Calculate the correct current limit for driver A4988

Im using the driver A4988 together with stepper 28byj-48. Ive read somewhere that the correct current limit on 28byj-48 is somewhere between 0.1-0.15 v. However if I feed it with 12 v there is a high frequence noise that wont go away untill I turn my powersupply down to around 9 v. However if I adjust the current limit to around 0.2 v the noise goes away. I wounder it this is to high value for my stepper. How do I know?

How can I calculate the correct value on the current limit?

Here is the specs for 28byj-48:

Voltage 5V
Current 0.26A

Do I need different current limits depending on how much voltage I feed to the driver? On 9 v the stepper sometimes fails to hold its position on high speed.


You can find the equation for setting the current liming on the [A4988 carrier product page]. As described there, the correct formula depends on which current sense resistors your A4988 carrier has and is as follows:

V_{REF} = 8 * I_{MAX}*R_{CS}

If you have the green resistors (50 mΩ), the VREF calculation for setting the current to 0.26A is:

V_{REF} = 8 * 0.26*0.05=0.10\text{ V}

Otherwise, if your carrier has the white resistors (68mΩ), the calculation is:

V_{REF} = 8 * 0.26*0.068=0.14\text{ V}

In either case, setting it to 0.2V is too high for your stepper motor, which will likely cause it to overheat.

The operating voltage does not change your current limit calculations, but it does affect how the driver operates to maintain that current. At higher operating voltages, the current is able to ramp up faster, which lets you achieve higher step rates.

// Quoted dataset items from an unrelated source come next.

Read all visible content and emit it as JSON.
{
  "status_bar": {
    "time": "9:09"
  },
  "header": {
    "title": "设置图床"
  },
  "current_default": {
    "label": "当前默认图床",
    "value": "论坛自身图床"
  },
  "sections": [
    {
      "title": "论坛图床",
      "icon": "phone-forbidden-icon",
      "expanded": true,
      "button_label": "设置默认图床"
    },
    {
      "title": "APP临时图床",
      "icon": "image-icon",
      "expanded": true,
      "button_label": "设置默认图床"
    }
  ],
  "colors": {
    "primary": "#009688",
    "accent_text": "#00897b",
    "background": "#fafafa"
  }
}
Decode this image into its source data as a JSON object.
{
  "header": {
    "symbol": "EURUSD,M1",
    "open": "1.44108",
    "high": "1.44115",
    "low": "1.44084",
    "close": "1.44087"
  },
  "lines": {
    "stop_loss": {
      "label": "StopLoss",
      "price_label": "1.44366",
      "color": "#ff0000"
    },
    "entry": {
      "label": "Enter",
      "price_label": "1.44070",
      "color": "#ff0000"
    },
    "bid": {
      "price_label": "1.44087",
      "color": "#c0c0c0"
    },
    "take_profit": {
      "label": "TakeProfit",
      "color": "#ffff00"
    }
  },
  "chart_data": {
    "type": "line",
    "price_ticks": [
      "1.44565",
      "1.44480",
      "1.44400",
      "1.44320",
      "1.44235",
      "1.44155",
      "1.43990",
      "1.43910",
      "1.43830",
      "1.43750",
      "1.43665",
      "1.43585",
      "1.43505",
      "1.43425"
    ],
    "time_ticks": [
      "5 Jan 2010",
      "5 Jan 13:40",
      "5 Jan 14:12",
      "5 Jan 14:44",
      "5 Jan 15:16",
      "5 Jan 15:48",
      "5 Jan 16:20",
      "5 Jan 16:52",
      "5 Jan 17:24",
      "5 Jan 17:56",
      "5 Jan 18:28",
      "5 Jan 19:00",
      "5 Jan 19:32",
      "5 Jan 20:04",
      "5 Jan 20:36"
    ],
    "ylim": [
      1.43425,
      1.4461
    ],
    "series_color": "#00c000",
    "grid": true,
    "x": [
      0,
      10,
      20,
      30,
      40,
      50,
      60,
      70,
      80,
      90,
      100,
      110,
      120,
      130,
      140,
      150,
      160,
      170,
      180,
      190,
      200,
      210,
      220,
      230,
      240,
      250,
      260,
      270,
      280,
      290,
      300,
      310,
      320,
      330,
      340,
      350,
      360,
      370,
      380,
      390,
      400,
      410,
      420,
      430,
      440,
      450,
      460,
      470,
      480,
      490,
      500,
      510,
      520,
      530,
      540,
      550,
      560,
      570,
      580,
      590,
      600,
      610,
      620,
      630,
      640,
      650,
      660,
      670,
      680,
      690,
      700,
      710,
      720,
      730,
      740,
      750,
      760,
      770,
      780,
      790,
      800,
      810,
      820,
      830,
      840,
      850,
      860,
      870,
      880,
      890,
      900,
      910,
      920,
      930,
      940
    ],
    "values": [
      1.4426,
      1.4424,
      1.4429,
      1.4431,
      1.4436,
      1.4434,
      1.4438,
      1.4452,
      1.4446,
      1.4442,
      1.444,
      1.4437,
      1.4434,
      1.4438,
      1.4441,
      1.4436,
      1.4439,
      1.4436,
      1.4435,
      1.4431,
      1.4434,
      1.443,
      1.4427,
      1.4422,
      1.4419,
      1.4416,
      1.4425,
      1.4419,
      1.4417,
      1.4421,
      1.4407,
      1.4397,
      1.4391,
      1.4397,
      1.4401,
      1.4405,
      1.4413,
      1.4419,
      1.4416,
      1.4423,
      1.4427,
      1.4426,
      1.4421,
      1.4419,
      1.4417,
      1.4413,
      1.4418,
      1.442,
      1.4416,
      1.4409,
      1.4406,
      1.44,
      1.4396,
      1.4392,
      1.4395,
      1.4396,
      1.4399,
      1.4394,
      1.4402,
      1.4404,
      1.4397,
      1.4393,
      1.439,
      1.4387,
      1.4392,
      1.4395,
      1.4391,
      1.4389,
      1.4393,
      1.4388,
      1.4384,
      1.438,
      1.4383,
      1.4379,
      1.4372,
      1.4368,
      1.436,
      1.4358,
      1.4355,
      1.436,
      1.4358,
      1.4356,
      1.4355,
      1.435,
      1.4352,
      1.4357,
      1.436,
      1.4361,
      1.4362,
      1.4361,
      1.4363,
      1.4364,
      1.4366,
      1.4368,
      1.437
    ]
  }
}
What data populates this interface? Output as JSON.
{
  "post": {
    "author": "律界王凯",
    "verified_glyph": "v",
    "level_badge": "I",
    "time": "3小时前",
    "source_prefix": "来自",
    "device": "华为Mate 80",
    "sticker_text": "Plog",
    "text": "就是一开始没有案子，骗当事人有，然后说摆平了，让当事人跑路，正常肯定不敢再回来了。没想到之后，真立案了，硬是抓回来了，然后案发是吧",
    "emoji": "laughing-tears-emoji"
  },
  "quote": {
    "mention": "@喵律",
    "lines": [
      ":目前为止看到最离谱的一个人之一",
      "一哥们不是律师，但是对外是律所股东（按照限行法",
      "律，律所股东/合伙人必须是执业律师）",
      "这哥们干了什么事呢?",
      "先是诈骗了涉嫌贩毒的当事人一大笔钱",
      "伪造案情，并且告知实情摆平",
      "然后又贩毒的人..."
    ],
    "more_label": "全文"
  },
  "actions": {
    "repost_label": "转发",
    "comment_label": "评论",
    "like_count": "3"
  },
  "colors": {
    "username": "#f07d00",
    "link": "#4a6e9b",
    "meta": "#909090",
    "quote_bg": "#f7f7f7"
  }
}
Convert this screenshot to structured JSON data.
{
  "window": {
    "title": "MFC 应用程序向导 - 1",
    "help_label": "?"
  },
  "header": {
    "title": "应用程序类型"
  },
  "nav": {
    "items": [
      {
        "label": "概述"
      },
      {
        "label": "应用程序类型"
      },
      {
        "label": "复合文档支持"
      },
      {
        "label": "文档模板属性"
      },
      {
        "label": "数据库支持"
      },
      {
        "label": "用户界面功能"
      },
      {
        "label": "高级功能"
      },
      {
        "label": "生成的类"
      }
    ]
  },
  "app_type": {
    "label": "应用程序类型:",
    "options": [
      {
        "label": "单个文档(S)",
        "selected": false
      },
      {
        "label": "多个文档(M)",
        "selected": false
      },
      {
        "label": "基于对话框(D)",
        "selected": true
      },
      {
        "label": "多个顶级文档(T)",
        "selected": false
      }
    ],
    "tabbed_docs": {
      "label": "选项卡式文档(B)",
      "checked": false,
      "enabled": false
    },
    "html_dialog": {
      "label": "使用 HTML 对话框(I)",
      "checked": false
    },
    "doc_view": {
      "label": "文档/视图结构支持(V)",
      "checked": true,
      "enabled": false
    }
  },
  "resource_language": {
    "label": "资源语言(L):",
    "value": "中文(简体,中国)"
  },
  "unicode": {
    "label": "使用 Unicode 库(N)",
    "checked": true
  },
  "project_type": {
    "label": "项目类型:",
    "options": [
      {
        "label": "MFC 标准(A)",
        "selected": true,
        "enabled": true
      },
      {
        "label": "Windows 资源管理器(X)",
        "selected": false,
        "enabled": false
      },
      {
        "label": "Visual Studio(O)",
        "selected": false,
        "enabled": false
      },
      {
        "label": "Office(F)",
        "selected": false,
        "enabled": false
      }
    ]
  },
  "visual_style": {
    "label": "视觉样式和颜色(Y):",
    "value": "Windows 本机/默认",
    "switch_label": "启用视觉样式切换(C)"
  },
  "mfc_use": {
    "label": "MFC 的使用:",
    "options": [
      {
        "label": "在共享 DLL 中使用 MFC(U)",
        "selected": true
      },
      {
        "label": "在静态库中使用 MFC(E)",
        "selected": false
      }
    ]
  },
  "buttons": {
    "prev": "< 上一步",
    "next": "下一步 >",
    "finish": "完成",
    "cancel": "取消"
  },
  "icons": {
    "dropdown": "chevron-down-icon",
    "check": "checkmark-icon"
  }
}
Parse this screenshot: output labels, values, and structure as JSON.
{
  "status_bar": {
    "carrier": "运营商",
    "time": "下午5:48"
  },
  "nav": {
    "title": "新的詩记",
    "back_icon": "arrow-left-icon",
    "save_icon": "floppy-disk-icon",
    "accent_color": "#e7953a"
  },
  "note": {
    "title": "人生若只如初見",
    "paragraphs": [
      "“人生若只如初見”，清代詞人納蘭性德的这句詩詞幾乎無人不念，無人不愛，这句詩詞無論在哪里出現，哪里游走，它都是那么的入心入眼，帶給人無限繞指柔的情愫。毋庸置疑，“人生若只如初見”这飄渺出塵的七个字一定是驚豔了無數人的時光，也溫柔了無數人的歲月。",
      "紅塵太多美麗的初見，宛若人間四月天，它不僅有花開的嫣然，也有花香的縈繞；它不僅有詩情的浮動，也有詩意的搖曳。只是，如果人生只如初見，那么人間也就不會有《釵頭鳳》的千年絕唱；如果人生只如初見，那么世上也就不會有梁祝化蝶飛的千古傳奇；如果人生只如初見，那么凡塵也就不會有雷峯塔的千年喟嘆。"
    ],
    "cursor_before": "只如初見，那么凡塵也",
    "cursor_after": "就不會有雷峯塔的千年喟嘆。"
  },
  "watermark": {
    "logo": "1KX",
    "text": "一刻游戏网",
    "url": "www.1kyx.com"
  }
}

It is normal to hear some noise from the stepper motor when it is energized, so it is possible that what you are hearing is not an indication of a problem. Unfortunately, there are a lot of factors that could impact how much noise is being generated, so it is hard to make any specific suggestions, but you might read through some of the discussion in this thread to get an idea of some adjustments you could try. For example, you could try various input voltages, lowering the current limit (if your application allows for it), different microstepping modes, or using dampening fasteners to reduce vibrations.


A follow up question: If I am using a 2 phase stepper motor. Is the current limit calculation per phase? Shall I double the result with 2 phase stepper?

And with 28byj-48 which has four phases; shall I multiply with four when I am measuring the voltage on the driver

VREF=8∗0.26∗0.05=0.10 V x 4 = 0.4 V ??

I guess not but just want to be sure to get all the torque from the motor

Somehow I missed before that you are referring to a 5-lead unipolar motor. Unfortunately, our A4988 carrier is not intended to work with 5-lead unipolar stepper motors. It might be possible to drive the motor with it still, but the current limiting and microstepping features will likely not work as intended. You can find more detailed information in the posts in this thread.


Actually the motor is hacked into a bipolar motor according to the instructions for example here

I am also usinng another two phase nema 17 motor 17HS4023 with a4988. Both works fine but I might not get all the torque

So is the result of this calculation per phase?

So with a 4 phase motor shall the result be multiplied with 4?
VREF=8 × 0.26 × 0.05 = 0.10 V x 4 = 0.4 V ??

And in the case with 17HS4023 multiply the result with 2 according to a formula like below:

Vref = ( 8 × Imax × Rcs ) × number of phases

As I said I guess not but just want to be sure to get all the torque from the motor


Thank you for the additional information. Please note that the formula for setting the current limit on our product pages is for each phase, so you should not multiply it by the number of phases.

If that modification works how it is described in your link, it essentially turns the motor into a 2-phase motor (with the center-tap connection removed, each coil is essentially just two of the original coils in series). So, you should probably still set the driver’s current limit to the stepper motor’s original current per phase rating.


It seems I asked the question 9 years ago. Since then I’ve tried it
and it works. Datasheet (and now polulu) advises against this,
but… it works.

That said. The popular BYJ48 stepper is meant to operate at 70mA per
coil when activated one or two at a time. When used bipolar that limit
may reduce to 50mA. This will be tricky to configure with the pololu
stepper driver. When Designing a PCB for such a case, you’d use a
different current sense resistor, but on the pololu PCBs those are
already mounted for a 0.5 to 1.5A current setpoint.

On the other hand, if you give it a good attempt to configure it below
100mA, power the 4988 with 24V and properly ramp up the speed, then
these motors can achieve some significant speed that you wouldn’t
expect from them… :slight_smile:

About “the configuration” that pololu has chosen for these breakout
boards: For accurate (slow speed) stepping, the 4988 is configured
wrong. There is some allegro-recommended power-save mode that needs to
be disabled for “generic 3D printer steppers at 12V”.